I wiped the blood off my mouth and said testily, “Who the hell are you and what the hell am I doing here?” The giant laughed, made an ironic bow and said, “John Quincy Adams at your service ... AND you’ve just joined the triangle trade.”
The unpleasant fellow in front of me was clearly not the seventh president of the United States. But I got the joke. John Quincy Adams’s nickname was “the Abolitionist” and the triangle trade was still going strong; even though it had been banned in England and America for over a half century.
Cotton and rum went from the U.S. to England, cloth, guns and trinkets went to Africa and slaves were shipped to the U.S. The legal penalty in Great Britain was death. But you could get extremely wealthy if you were successful. Of course, the profit was all for the owners.
Nobody in their right mind wanted to crew a slaver. The only thing a crew member got was regular beatings or hung from a yardarm, if he were caught. It was just my luck that they’d found me passed out; when they were looking for somebody to shanghai.
The captain said, “You’re a sailor. What do you do?” I said, “None of your business.” Which earned me another rap in the mouth. I said grudgingly, “I was a boatsteerer.”
He looked skeptical and said, “You’re kind of young to be doing that ain’t you?” I said angrily, “I don’t give a shit what you think. My wife’s dead, and I’m fixin’ to join her.” Adams got a beatific look on his face, chuckled and said sardonically, “I can help you with that.”
That was how I became a maintopman on the good ship Princeton College. It was so-named, because Adams claimed that he had been a student there. He might have been. He was a very smart man. Except he was also creepier than a belfry full of bats.
He could actually quote Latin phrases, or at least I think it was Latin. I barely spoke English. So, foreign tongues were out of my reckoning. But when it came to humanity, he was a total headcase. Adams hated everybody.
The ship I was on was a ninety-foot, square rigged brig of two-hundred-and-seven tons burthen. It had a crew of twenty, which was dangerously sparse for a ship that size. And I was one of the few experienced hands.
Hence, in weather fair or foul, I was the guy who got sent aloft to trim sail on the topgallant yard. That was the most dangerous work on the ship.

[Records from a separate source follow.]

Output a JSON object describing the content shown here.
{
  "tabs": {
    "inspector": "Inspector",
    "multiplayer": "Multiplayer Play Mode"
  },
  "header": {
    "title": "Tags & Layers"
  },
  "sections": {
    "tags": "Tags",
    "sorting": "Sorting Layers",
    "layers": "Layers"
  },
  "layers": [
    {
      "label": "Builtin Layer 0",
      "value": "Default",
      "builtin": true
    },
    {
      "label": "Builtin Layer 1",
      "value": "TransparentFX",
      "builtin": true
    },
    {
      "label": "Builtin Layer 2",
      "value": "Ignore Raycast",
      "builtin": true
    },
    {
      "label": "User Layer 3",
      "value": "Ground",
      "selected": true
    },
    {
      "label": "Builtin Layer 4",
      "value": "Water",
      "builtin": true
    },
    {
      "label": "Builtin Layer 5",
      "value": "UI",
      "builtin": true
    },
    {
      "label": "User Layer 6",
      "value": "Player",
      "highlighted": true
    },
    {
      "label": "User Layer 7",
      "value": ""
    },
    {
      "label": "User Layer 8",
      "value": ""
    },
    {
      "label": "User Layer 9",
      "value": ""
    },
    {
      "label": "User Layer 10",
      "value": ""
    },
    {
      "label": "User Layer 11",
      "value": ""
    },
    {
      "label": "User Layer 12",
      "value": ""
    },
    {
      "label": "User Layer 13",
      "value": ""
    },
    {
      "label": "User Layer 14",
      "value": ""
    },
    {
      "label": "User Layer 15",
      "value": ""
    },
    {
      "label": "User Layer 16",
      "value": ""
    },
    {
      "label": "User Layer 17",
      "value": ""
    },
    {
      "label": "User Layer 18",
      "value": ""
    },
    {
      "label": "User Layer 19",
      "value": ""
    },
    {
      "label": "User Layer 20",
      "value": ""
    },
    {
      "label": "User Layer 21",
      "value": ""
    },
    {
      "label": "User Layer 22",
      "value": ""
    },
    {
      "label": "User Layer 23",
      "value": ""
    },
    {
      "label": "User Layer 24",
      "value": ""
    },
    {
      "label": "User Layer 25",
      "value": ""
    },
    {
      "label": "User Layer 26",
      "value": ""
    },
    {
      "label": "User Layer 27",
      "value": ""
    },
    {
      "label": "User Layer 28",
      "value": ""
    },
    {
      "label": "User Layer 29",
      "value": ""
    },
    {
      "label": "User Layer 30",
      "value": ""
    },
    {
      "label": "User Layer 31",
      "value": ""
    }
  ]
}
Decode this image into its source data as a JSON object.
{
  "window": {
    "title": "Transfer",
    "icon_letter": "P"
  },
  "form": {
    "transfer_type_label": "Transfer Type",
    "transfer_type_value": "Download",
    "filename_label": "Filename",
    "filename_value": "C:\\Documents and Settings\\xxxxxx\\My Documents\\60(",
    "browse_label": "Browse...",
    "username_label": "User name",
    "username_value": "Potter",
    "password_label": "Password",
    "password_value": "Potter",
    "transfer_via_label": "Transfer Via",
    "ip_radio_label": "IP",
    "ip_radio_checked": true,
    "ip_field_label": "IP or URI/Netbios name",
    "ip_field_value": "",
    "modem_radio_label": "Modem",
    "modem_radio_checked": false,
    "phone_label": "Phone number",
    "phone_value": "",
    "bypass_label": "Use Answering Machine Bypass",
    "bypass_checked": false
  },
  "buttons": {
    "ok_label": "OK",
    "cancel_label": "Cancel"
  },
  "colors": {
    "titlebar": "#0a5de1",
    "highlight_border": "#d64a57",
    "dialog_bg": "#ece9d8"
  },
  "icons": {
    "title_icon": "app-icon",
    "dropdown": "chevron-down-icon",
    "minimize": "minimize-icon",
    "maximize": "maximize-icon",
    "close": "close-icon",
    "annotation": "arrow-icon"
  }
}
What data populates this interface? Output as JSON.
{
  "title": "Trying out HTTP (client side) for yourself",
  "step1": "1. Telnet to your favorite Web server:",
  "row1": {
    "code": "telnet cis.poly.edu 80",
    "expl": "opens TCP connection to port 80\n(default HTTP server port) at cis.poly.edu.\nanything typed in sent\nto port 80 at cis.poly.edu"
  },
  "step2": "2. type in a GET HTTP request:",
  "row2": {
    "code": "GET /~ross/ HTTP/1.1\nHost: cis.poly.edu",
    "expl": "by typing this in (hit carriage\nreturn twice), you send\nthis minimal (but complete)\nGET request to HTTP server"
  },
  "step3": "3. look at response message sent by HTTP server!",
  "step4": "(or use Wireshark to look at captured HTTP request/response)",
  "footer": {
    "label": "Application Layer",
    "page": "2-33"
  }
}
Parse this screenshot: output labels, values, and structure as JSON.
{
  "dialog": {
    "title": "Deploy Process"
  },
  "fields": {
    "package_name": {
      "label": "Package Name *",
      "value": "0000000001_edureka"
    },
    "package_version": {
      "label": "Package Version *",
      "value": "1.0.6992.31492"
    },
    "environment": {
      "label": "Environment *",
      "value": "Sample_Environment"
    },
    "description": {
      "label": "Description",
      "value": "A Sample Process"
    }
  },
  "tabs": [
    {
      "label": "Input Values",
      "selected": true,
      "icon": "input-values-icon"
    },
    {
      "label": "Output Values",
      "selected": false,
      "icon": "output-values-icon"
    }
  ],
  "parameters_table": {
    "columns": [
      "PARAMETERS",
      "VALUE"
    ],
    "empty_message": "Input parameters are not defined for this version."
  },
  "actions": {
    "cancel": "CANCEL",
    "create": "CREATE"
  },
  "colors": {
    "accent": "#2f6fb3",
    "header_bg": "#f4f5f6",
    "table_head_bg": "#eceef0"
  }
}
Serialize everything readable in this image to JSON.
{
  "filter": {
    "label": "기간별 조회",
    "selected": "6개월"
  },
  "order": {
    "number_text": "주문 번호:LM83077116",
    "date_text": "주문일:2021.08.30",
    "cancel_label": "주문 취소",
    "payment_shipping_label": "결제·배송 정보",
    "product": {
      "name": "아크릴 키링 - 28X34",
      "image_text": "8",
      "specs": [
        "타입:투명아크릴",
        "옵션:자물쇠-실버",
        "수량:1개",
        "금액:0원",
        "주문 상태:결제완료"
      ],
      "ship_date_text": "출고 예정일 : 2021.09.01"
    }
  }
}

The pitching of the mast was magnified up there and the deck was a long way down.
I was chained up while we were loading and unloading in Plymouth. It was below-decks where they kept the African cargo. I was bound with another unfortunate. He’d also joined the crew via the abduction method. Except he was a landsman who they’d snatched off a pier on the Chesapeake, while they were loading the tobacco.
The manacles kept us from jumping ship. They had plenty of those handy, given the ship’s real purpose. We actually became friends of sort. I suppose it was the brotherhood of misery. We were both literally and figuratively in the same boat.

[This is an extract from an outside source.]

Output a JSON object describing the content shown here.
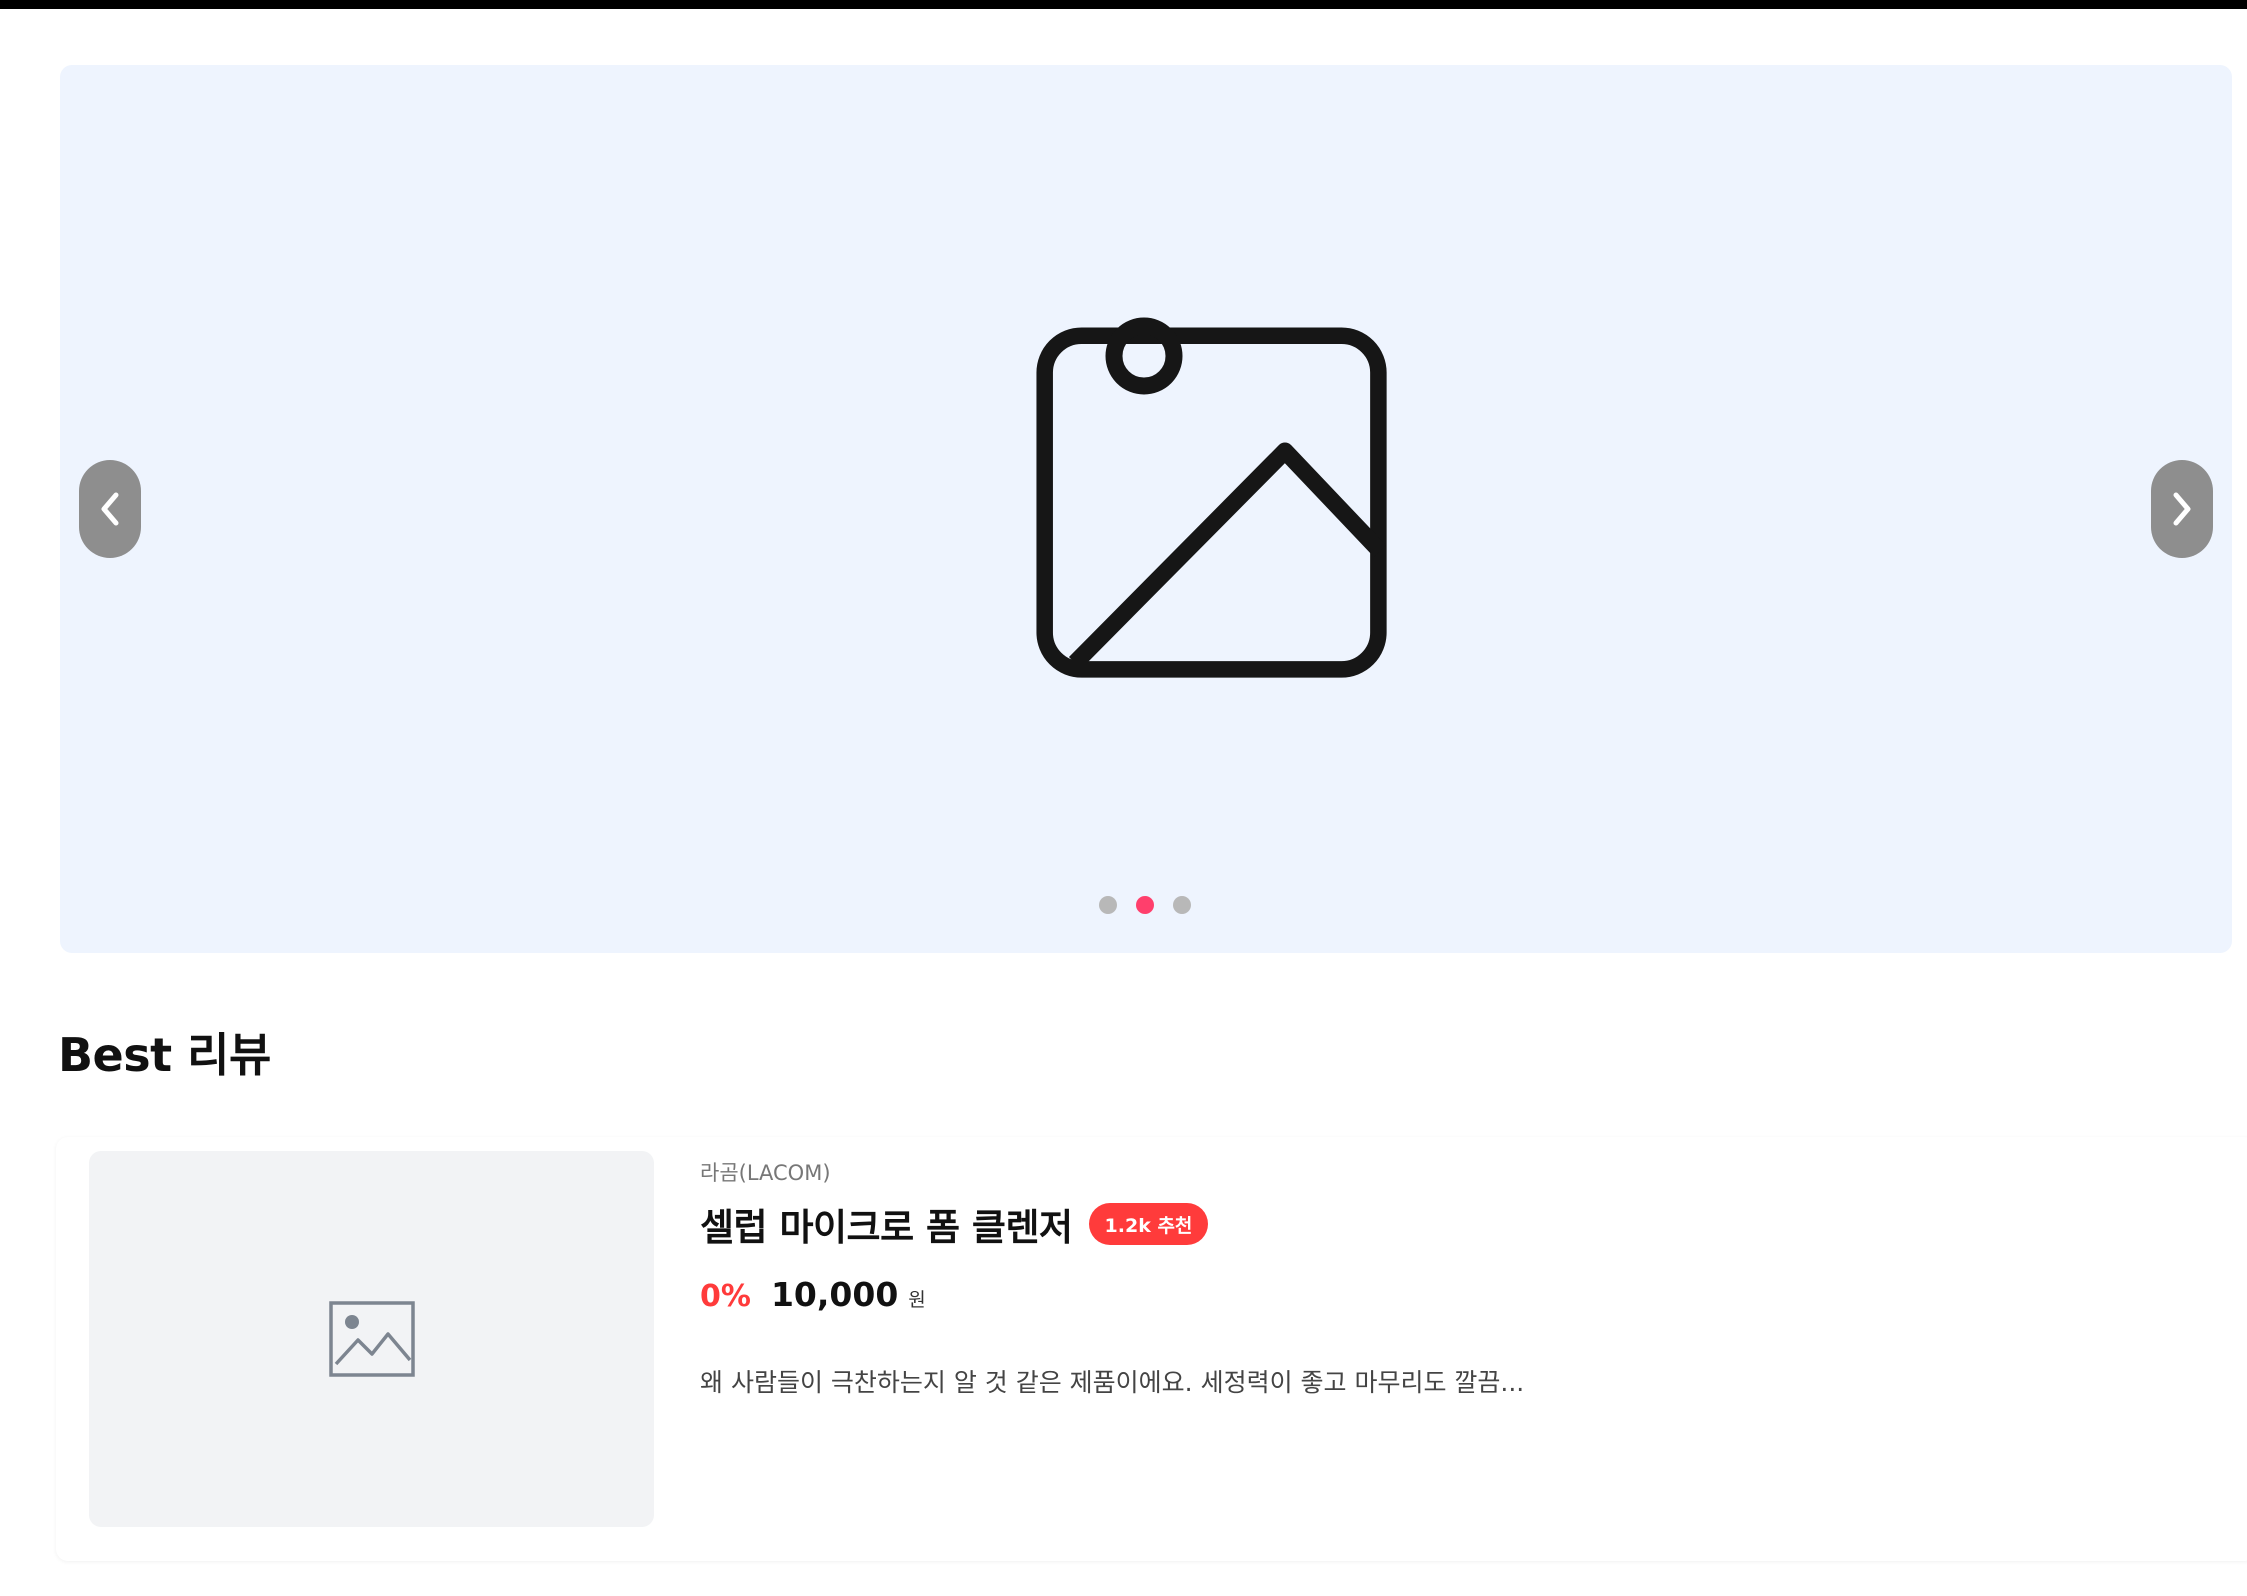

We talked for hours in the dark of the hold. His name was Springfield and he called himself a preacher, which meant that he had no useful skills. But he could read and carry on a sensible conversation. He’d never had a woman in his life. Being frail and poor, was no way to attract a mate. So, he was very interested in my situation.
I told him about Faith and her betrayal. He said, “But your wife thought you were dead, right? She had no further obligation to the marriage vows if you were dead.” That hurt a lot. I wanted Faith’s actions to be purposely immoral, not the result of a regrettable misunderstanding.

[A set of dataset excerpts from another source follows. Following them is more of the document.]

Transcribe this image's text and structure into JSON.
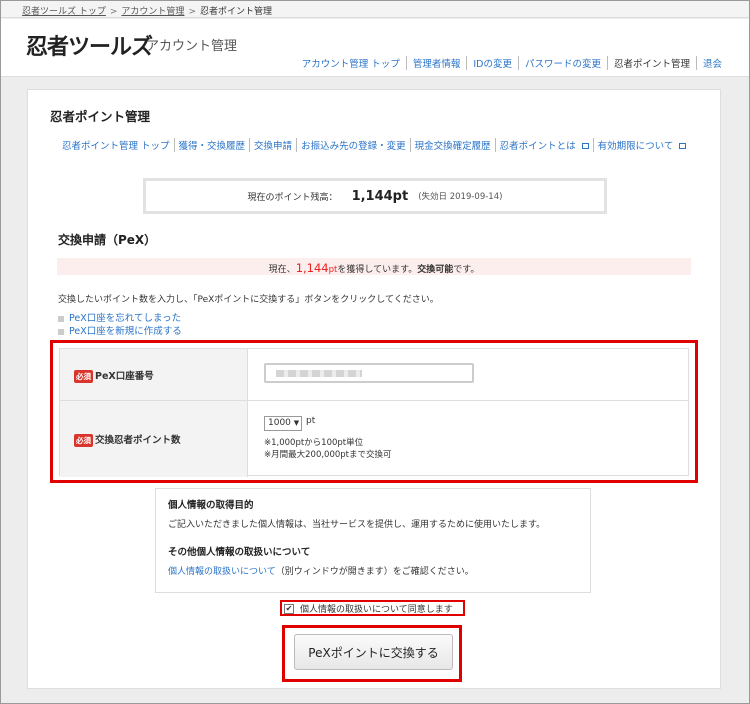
{
  "breadcrumb": {
    "items": [
      "忍者ツールズ トップ",
      "アカウント管理",
      "忍者ポイント管理"
    ],
    "sep": ">"
  },
  "header": {
    "logo": "忍者ツールズ",
    "subtitle": "アカウント管理",
    "nav": [
      "アカウント管理 トップ",
      "管理者情報",
      "IDの変更",
      "パスワードの変更",
      "忍者ポイント管理",
      "退会"
    ]
  },
  "page": {
    "title": "忍者ポイント管理",
    "subnav": [
      "忍者ポイント管理 トップ",
      "獲得・交換履歴",
      "交換申請",
      "お振込み先の登録・変更",
      "現金交換確定履歴",
      "忍者ポイントとは",
      "有効期限について"
    ]
  },
  "balance": {
    "label": "現在のポイント残高：",
    "value": "1,144pt",
    "expiry": "(失効日 2019-09-14)"
  },
  "exchange": {
    "title": "交換申請（PeX）",
    "status_prefix": "現在、",
    "status_points": "1,144",
    "status_unit": "pt",
    "status_mid": "を獲得しています。",
    "status_bold": "交換可能",
    "status_suffix": "です。",
    "instruction": "交換したいポイント数を入力し、「PeXポイントに交換する」ボタンをクリックしてください。",
    "links": [
      "PeX口座を忘れてしまった",
      "PeX口座を新規に作成する"
    ]
  },
  "form": {
    "required": "必須",
    "pex_label": "PeX口座番号",
    "points_label": "交換忍者ポイント数",
    "points_value": "1000",
    "points_unit": "pt",
    "note1": "※1,000ptから100pt単位",
    "note2": "※月間最大200,000ptまで交換可"
  },
  "privacy": {
    "h1": "個人情報の取得目的",
    "t1": "ご記入いただきました個人情報は、当社サービスを提供し、運用するために使用いたします。",
    "h2": "その他個人情報の取扱いについて",
    "link": "個人情報の取扱いについて",
    "t2": "（別ウィンドウが開きます）をご確認ください。"
  },
  "agree": {
    "label": "個人情報の取扱いについて同意します",
    "checked": true
  },
  "submit": {
    "label": "PeXポイントに交換する"
  }
}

Springfield asked puzzled, “Do you think that feller made up the story?” I was sure that the slimy son-of-a-bitch had fabricated it. Every young man in New Bedford wanted to slip their hand under Faith’s petticoats. But sadly, there was also clear-cut evidence to the contrary, since we HAD nearly foundered.
I don’t know whether the fact that Briggs’s lie was based on truth made me feel better, or worse. Briggs had always drooled over Faith, just like the rest of the New Bedford lads. She was far and away the most beautiful girl in our social set. I smiled bitterly and said, “No there was truth to it.”